Há ainda setores inteiros a serem incluídos no pacote de concessões, conforme já sinalizou o governo. A área portuária, por exemplo, reserva dezenas de espaços para a movimentação de cargas, sejam os já existentes ou a serem construídos em toda a costa brasileira. "Os sucessivos atrasos em reformas e ampliações revelam o quanto juridicamente complexo são os terminais portuários, começando pela mistura de leis estaduais e federais", diz Fábio Moura, advogado do escritório FHCunha, especializado em infraestrutura. Apesar disso, ele acredita que, com exceção da energia nuclear (Usina Angra 3), todos os demais grandes projetos de infraestrutura podem ser alvo da cobiça.

Para Maurício Girardello, sócio da PWC Brasil, a busca de capital para a infraestrutura deverá se acelerar, mas a eficácia dos processos de concessão pode estar ameaçada pela fragilidade das agências reguladoras. "A força da regulação e a independência dos órgãos responsáveis serão decisivas para o cumprimento de prazos e metas de qualidade fixados para os serviços contratados, além de impedir abusos nas tarifas cobradas dos usuários", resume.
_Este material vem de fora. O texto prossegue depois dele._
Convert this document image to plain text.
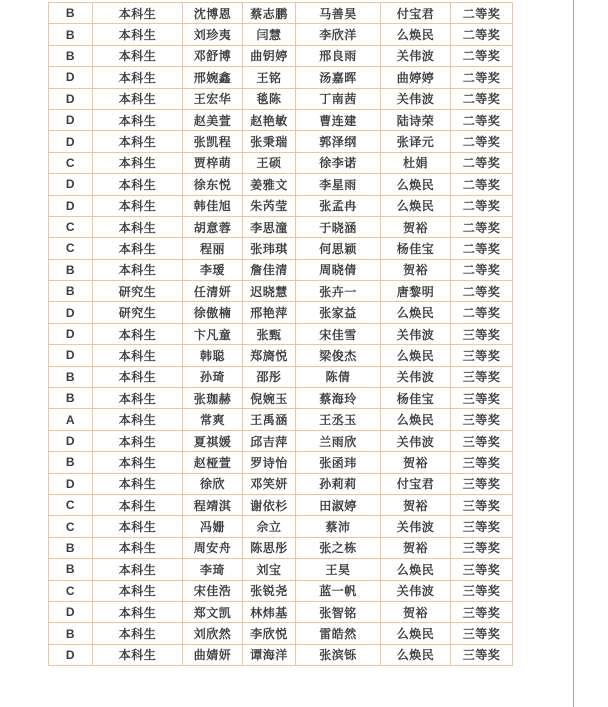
B	本科生	沈博恩	蔡志鹏	马善昊	付宝君	二等奖
B	本科生	刘珍夷	闫慧	李欣洋	么焕民	二等奖
B	本科生	邓舒博	曲钥婷	邢良雨	关伟波	二等奖
D	本科生	邢婉鑫	王铭	汤嘉晖	曲婷婷	二等奖
D	本科生	王宏华	毯陈	丁南茜	关伟波	二等奖
D	本科生	赵美萱	赵艳敏	曹连建	陆诗荣	二等奖
D	本科生	张凯程	张秉瑞	郭泽纲	张译元	二等奖
C	本科生	贾梓萌	王硕	徐李诺	杜娟	二等奖
D	本科生	徐东悦	姜雅文	李星雨	么焕民	二等奖
D	本科生	韩佳旭	朱芮莹	张孟冉	么焕民	二等奖
C	本科生	胡意蓉	李思潼	于晓涵	贺裕	二等奖
C	本科生	程丽	张玮琪	何思颖	杨佳宝	二等奖
B	本科生	李瑷	詹佳清	周晓倩	贺裕	二等奖
B	研究生	任清妍	迟晓慧	张卉一	唐黎明	二等奖
D	研究生	徐傲楠	邢艳萍	张家益	么焕民	二等奖
D	本科生	卞凡童	张甄	宋佳雪	关伟波	三等奖
D	本科生	韩聪	郑旖悦	梁俊杰	么焕民	三等奖
B	本科生	孙琦	邵彤	陈倩	关伟波	三等奖
B	本科生	张珈赫	倪婉玉	蔡海玲	杨佳宝	三等奖
A	本科生	常爽	王禹涵	王丞玉	么焕民	三等奖
D	本科生	夏祺媛	邱吉萍	兰雨欣	关伟波	三等奖
B	本科生	赵桠萱	罗诗怡	张函玮	贺裕	三等奖
D	本科生	徐欣	邓笑妍	孙莉莉	付宝君	三等奖
C	本科生	程靖淇	谢依杉	田淑婷	贺裕	三等奖
C	本科生	冯姗	佘立	蔡沛	关伟波	三等奖
B	本科生	周安舟	陈思彤	张之栋	贺裕	三等奖
B	本科生	李琦	刘宝	王昊	么焕民	三等奖
C	本科生	宋佳浩	张锐尧	蓝一帆	关伟波	三等奖
D	本科生	郑文凯	林炜基	张智铭	贺裕	三等奖
B	本科生	刘欣然	李欣悦	雷皓然	么焕民	三等奖
D	本科生	曲婧妍	谭海洋	张滨铄	么焕民	三等奖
Na opinião de Girardello, as próximas concessões não deverão atingir montantes tão expressivos quanto os R$ 24,5 bilhões obtidos com as concessões dos aeroportos de Brasília, Guarulhos e Viracopos. "Apesar desses leilões não repetirem o bom modelo da privatização da telefonia nos anos 1990, que cumpriu seus objetivos, têm um papel simbólico enorme", salienta. Ele torce para que as graves dificuldades estruturais dos setores de mobilidade urbana e de saneamento básico motivem outros arranjos puxados pelo dinheiro privado.

Fontes de financiamento

Um país inteiro a ser construído precisa urgentemente de fontes de financiamento com taxas de juros menores e prazos maiores, em alternativa ao Banco Nacional de Desenvolvimento Econômico e Social (BNDES). Os especialistas consideram as chamadas debêntures da infraestrutura uma boa novidade, mas esperam que a regulamentação desses papéis leve em consideração a segurança do investidor. "A experiência do financiamento com títulos de médio e longo prazos já adotados na construção civil é um bom exemplo", comenta Amaryllis Romano, da Tendências Consultoria. Pelos cálculos da Associação Brasileira da Infraestrutura e Indústria de Base (Abdib), a União e os governos estaduais planejam leiloar concessões que somam R$ 90,2 bilhões, valor que pode ser triplicado diante das necessidades do país e do apetite de empresários. Em março, por exemplo, estão agendados leilões de transmissão de energia.